On Wednesday, 30 January 2013 at 00:25:41 UTC, Jonathan M Davis wrote:
1. Make it possible to Mark a variable such that you can't do anything with it that you couldn't do with a property function (e.g. taking its address needs to be illegal).

If we didn't have to interface with C and we were willing to get a little extra processing in order to use flags you could get away with this. In a 64Bit environment it seems plausible.

I don't see this as an option realistically with everything as it is, however the potential can't be ignored.

Let's say the top 4 bits of a pointer are flags, one for 'is stack' and one for 'is function ptr', etc.

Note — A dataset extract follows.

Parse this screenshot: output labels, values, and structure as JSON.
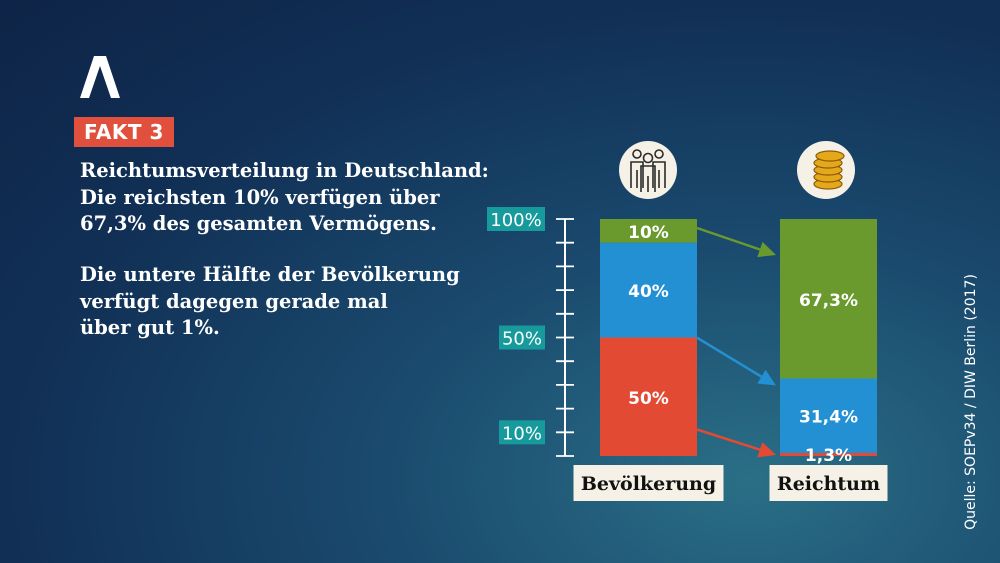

The function pointer referenced then then make properties work exactly like variables.

Mind you likely a few extra flags may be needed to determine constness for safety, or two ptrs for a getter/setter (or just a small lookup table for a combination of them all).

If these flags then are used and recognize that it has a function instead of a variable, it can call the function, however passing to C or anything expecting a variable then it would have to throw an error as there's no way for the D specific flags to be carried over and used safely.

  struct S {
    int _a;
    int a() {return a + 1;}
    int a(int setA) { _a = setA; return setA; }
  }

  Now:

  void func(ref int a) {
    a = 100;
    //real int always passes
    assert(a == 100);
    //can't assume true with function property pointer
  }

  S s;

  //passes, flag realizes it's a function that now is
  //treated as a variable for this purpose.
  func(s.a);

  extern(C) void cFunction(int *ptr);

  //fails, C unaware of handling function reference
  cFunction(s.a);
  //fails, same reason.
  cFunction(&s.a);

Perhaps it's a small option that in compiling these flags can be made use of; Instantiation of templates the properties can be treated as variables correctly (invisibly), assuming it never passes a reference to anything it can't verify can handle it.

 But as before, this is just an idea, which won't be used in D.